Freedom and challenges

If we were employed as palaeontologists, none of this would likely have happened. Firstly, the type of exploratory fieldwork we can do here would never have received funding, and the initial discovery of the site was simply through knowing the local area, and automatically stopping to look at any new rocks. Collecting for 100 days over 2 or 3 years would also be impossible as an expedition, as good weather is vital for finding the fossils. The nature of the fossils (their tiny size, especially) means that we can't work on an industrial scale: working through a fist-sized piece of the right bed is a slow process, and taking out large lumps of outcrop would only destroy the fossils through rapid weathering. This fieldwork is only really suited to people who live nearby and have flexible work.

Being effectively amateurs also has problems, though. The exquisite detail in these fossils required far better photomicroscopy equipment than we could afford, and we needed those microscopes on a daily basis. The only solution, suggested by the site owners, was crowdfunding. This turned out to be amazingly successful, and allowed us to buy the equipment that most of the paper's images were taken with. In return, we have made the microscopes available to anyone who needs to come and use them, in the hope of encouraging amateur science across Wales.

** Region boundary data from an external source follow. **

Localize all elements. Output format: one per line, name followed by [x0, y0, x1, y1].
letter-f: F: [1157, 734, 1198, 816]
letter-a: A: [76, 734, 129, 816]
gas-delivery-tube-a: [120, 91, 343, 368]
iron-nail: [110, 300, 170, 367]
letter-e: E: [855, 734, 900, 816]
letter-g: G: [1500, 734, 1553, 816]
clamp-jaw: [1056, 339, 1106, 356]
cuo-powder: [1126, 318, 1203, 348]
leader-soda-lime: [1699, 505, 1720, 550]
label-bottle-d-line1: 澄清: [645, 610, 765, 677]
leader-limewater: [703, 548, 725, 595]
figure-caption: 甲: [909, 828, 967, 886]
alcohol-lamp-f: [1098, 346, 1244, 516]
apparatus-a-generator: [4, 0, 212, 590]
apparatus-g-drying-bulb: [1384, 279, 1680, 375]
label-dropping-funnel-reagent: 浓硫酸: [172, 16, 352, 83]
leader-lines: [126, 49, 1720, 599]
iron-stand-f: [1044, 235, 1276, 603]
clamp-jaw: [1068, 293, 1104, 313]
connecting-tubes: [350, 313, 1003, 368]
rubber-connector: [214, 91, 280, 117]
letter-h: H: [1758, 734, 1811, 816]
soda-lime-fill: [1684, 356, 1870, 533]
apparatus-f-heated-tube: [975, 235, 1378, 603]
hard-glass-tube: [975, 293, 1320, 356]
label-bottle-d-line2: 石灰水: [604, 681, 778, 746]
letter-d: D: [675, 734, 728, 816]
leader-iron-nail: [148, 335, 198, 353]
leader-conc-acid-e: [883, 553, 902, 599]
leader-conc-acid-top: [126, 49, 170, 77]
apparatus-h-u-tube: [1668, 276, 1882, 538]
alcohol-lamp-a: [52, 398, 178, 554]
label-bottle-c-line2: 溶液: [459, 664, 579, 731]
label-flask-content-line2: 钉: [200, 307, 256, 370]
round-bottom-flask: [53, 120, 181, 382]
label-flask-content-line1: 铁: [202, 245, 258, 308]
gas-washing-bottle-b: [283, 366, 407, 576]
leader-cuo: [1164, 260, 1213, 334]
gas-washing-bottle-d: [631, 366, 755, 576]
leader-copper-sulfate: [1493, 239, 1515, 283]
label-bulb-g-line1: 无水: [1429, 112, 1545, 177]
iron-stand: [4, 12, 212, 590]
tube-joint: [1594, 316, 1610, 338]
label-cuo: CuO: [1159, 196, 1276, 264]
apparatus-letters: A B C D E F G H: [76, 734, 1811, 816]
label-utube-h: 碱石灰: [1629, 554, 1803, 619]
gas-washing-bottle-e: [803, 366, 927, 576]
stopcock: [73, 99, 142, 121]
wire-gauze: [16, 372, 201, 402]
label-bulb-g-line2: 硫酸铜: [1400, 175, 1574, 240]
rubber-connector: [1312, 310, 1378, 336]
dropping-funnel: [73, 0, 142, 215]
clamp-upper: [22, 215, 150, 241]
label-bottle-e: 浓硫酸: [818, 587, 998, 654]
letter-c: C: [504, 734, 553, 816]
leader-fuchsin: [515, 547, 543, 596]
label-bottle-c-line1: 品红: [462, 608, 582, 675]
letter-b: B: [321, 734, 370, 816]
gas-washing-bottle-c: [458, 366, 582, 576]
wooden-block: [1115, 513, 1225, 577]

   We still needed other aspects that were beyond our home laboratory, though, such as electron microscopy, elemental mapping, and dissolution in hydrofluoric acid. Although we are Honorary Research Fellows at Amgueddfa Cymru—National Museum Wales, we couldn't use their equipment during the pandemic. For these aspects, we were blessed with a wonderful group of collaborators, in the UK, Sweden and China, who all worked seamlessly together. Collaborations are not always beautiful, but this group is a joy to work with. Some of our colleagues have visited us here, to use the microscopes and work on particular fossils, and to see the locality.

An early arthropod, only 1.2 mm long, with a tiny carapace and a long, thin body ending in a leaf-shaped telson. At the front (right) there are long, sturdy appendages with spines on the end. The gut is visible as a narrow dark line running along the body.

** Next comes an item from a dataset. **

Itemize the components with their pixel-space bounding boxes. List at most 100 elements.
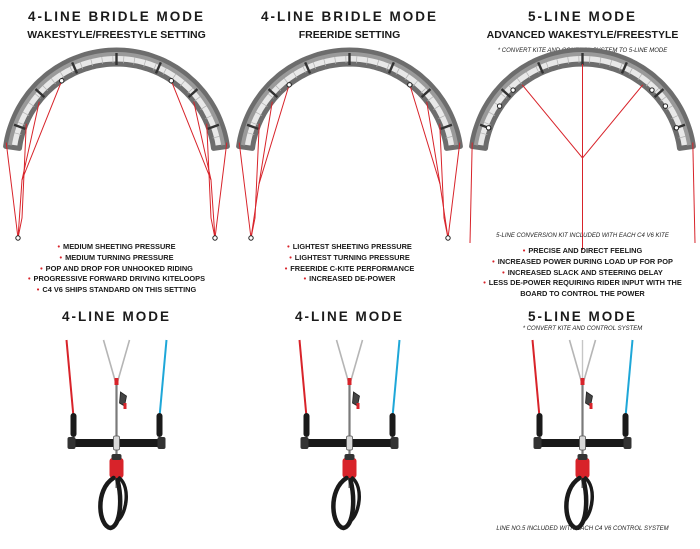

Fig. 4. One of the arthropods, resembling the Cambrian megacheiran Yohoia. The scale bars are 1 mm in the main image and 0.1 mm in the inset image, and the gut (magnified, inset) is 20 μm wide.

An Ordovician bonanza

The result of this contorted process is a major new fossil assemblage with no counterpart known anywhere else: a Burgess Shale-type fauna from the middle of the Ordovician biodiversification. Many of the most remarkable species are currently known from single specimens, but the total diversity is well over 150 species, and steadily rising. They may not look quite as beautiful as the Burgess Shale or Chengjiang specimens, but this is largely due to their minute size; and yet, the finest details within the specimens are still present, including features like a 20 μm-wide gut (Fig. 4), gill filaments, tentacles, and even nerves. Research at this site is still in the very early stages, but the range of taxa already discovered provides an entirely new perspective on Ordovician biodiversification.

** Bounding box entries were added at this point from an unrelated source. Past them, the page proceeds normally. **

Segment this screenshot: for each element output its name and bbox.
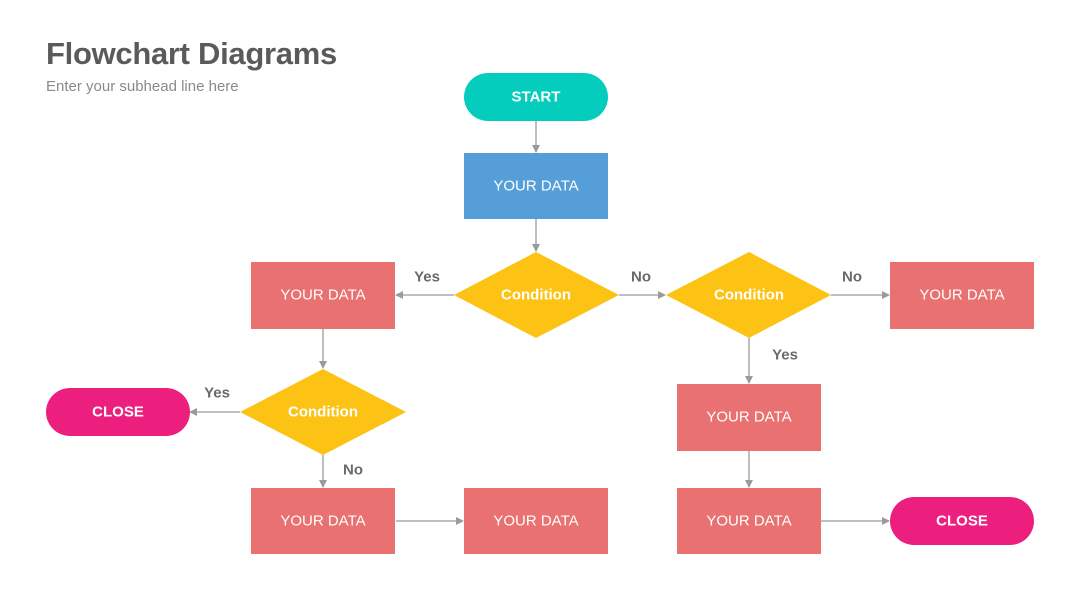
edge-label-yes: Yes	[204, 385, 230, 402]
process-node-far-right: YOUR DATA	[890, 262, 1034, 329]
decision-shape	[666, 252, 831, 338]
process-label: YOUR DATA	[280, 287, 365, 304]
process-shape	[464, 153, 608, 219]
page-subtitle: Enter your subhead line here	[46, 78, 239, 95]
edge-label-no: No	[842, 269, 862, 286]
process-shape	[251, 488, 395, 554]
process-shape	[677, 488, 821, 554]
process-label: YOUR DATA	[493, 513, 578, 530]
decision-label: Condition	[714, 287, 784, 304]
process-node-bottom-left: YOUR DATA	[251, 488, 395, 554]
edge-label-yes: Yes	[414, 269, 440, 286]
decision-node-left: Condition	[240, 369, 406, 455]
close-label: CLOSE	[936, 513, 988, 530]
close-shape	[890, 497, 1034, 545]
decision-shape	[454, 252, 619, 338]
process-shape	[890, 262, 1034, 329]
edge-label-no: No	[631, 269, 651, 286]
start-node: START	[464, 73, 608, 121]
decision-label: Condition	[288, 404, 358, 421]
process-shape	[464, 488, 608, 554]
process-node-left: YOUR DATA	[251, 262, 395, 329]
decision-shape	[240, 369, 406, 455]
close-node-right: CLOSE	[890, 497, 1034, 545]
process-node-bottom-mid: YOUR DATA	[464, 488, 608, 554]
process-label: YOUR DATA	[919, 287, 1004, 304]
process-label: YOUR DATA	[706, 513, 791, 530]
edge-label-no: No	[343, 462, 363, 479]
decision-label: Condition	[501, 287, 571, 304]
start-shape	[464, 73, 608, 121]
process-label: YOUR DATA	[706, 409, 791, 426]
process-node-bottom-right: YOUR DATA	[677, 488, 821, 554]
decision-node-center: Condition	[454, 252, 619, 338]
close-node-left: CLOSE	[46, 388, 190, 436]
process-label: YOUR DATA	[280, 513, 365, 530]
page-title: Flowchart Diagrams	[46, 36, 337, 71]
decision-node-right: Condition	[666, 252, 831, 338]
process-node-right-mid: YOUR DATA	[677, 384, 821, 451]
start-label: START	[512, 89, 561, 106]
close-label: CLOSE	[92, 404, 144, 421]
process-shape	[677, 384, 821, 451]
process-shape	[251, 262, 395, 329]
close-shape	[46, 388, 190, 436]
process-node-main: YOUR DATA	[464, 153, 608, 219]
edge-label-yes: Yes	[772, 347, 798, 364]
process-label: YOUR DATA	[493, 178, 578, 195]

   The fauna includes a complex suite of both ancient (Cambrian) survivors (or taxa that resemble them in form), and what appear to be unexpectedly advanced members of more modern groups. There are also others that have no counterpart in the known fossil record. Many of these will be fully described and interpreted in detailed papers on individual species, as the overall ecosystem is gradually unveiled. At the same time, fieldwork will continue, and more new discoveries will be made and described... probably for decades. This is just the beginning.